Document Type



Doctor of Education



Date of Defense


Graduate Advisor

Joseph L. Polman, Ph.D.


Hoagland, Carl

Keefer, Matthew

Baumann, Timothy


With the advancing use of technology globally, it is becoming essential for K-12 educators to have knowledge of educational technology and its appropriate classroom use. Thus, it is important for higher education faculty involved in the preparation of those K-12 teachers to achieve technology integration in their teacher education programs. It is not sufficient to simply provide computers and peripheral devices to future teachers. The critical issue is the way in which those tools are used to promote student learning. Therefore, it is necessary for faculty in higher education to model the use of technology as a teaching and learning tool. In order to programmatically influence this change, universities must determine what promotes greater technology use among its teacher educators. This study investigates the development of technology integration by teacher educators in a Midwestern university's college of education. It explores the experiences of faculty who are attempting to integrate technology in their courses. This study provides insights into the strategies and techniques that have aided one Midwestern university in its struggle to impact technological change in a teacher preparation program. The roles and classification of various components, such as primary and secondary benefits, can be generalized to other settings. Furthermore, the obstacles to technology integration have been identified in a context that informs administration and support personnel. Knowing the barriers should assist institutions in planning to accommodate and overcome these difficulties. An outcome of this research is a systemic model describing the findings with the participants involved in this study. The model is based on time-availability-benefit factors which create a framework for the teaching and learning process of a single course.
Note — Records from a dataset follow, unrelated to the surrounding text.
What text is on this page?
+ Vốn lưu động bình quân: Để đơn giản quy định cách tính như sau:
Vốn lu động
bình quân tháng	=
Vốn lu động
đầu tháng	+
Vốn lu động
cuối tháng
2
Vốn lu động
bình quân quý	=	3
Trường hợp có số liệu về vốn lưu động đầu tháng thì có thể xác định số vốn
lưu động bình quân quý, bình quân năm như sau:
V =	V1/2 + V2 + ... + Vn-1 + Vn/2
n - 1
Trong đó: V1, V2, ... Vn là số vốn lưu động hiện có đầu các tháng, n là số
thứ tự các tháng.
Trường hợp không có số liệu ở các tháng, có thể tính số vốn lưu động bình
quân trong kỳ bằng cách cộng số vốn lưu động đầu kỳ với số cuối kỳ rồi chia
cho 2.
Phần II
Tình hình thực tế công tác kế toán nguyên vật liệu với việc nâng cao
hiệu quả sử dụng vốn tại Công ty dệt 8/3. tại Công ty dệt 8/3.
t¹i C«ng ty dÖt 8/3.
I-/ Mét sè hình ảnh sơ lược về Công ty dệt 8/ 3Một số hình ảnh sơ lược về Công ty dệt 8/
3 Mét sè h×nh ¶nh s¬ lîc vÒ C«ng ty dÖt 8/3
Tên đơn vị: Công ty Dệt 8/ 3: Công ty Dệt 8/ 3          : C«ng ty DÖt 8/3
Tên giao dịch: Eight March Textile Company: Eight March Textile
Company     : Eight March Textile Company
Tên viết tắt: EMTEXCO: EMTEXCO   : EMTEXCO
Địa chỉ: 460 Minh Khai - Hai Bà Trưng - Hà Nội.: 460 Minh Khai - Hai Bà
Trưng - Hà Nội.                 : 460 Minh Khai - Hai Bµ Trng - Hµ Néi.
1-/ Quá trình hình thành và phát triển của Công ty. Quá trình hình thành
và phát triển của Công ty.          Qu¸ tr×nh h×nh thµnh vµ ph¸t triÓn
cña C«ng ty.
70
Motivation, an attribute of the instructor control, is dependent upon these factors and impacts the change process. Thus, a main result is the existence of this model which can be tested in additional educational settings so that other researchers may elaborate on it. This study does not attempt to address whether or not technology integration is a worthy goal. Instead, it focuses on successful strategies and techniques and opens the door to further exploration of unresolved impedances.